Let $\alpha \colon [0,1] \to \mathbb{R}$ with $$\alpha (x)=\left\{ \begin{array}{lc} 0, & if & 0 \leq x \leq 1/2 \\ 1, & if & 1/2 < x \leq 1 \end{array} \right. $$
I have not been able to prove that if $f$ is Riemann-Stieltjes integrable with respect to $\alpha$, then $f$ is right-continuous in $[0,1]$.
I don't know how to get continuity with that hypothesis. I thought about proceeding by contradiction but I can not find an argument for the absurd.
I appreciate any help or clue to get continuity.
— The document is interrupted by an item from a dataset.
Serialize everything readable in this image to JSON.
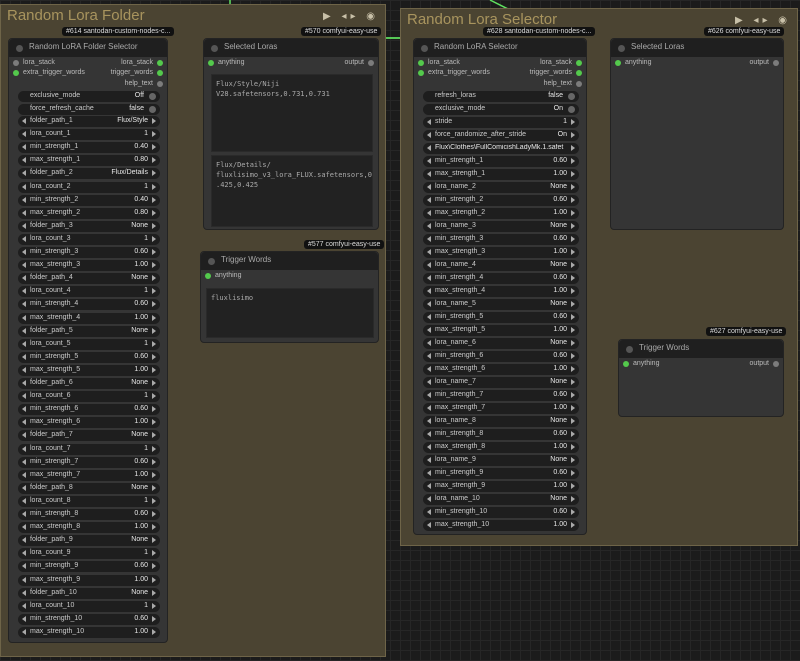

$f$ need only be right-continuous at $x=1/2:$
let $\epsilon>0$ and choose a partition $P=\{0, x_1,\cdots 1/2,\cdots ,x_{n-1},1\}$ where we have assumed without loss of generality that $x_j=1/2\in P$ for some $1\le j\le n.$ We can also take $P$ fine enough so that
$x\in [x_{j+1}-1/2]\Rightarrow |f(x)-f(1/2)|<\epsilon.\quad \bf(*)$
Then,
$U(f,P)=\sum^n _{i=1}\max \{f(x_i):x\in [x_i-x_{i-1}]\}(\alpha (x_i)-\alpha (x_{i-1}))=$
$\max\{f(x):x\in [1/2,x_{j}]\}$ and similarly, $L(f,P)=\min\{f(x):x\in [1/2,x_{j}]\}.\quad \bf(**)$
It now follows from $\bf(*)$ and $ \bf(**)$ that $U(f,P)-L(f,P)<\epsilon.$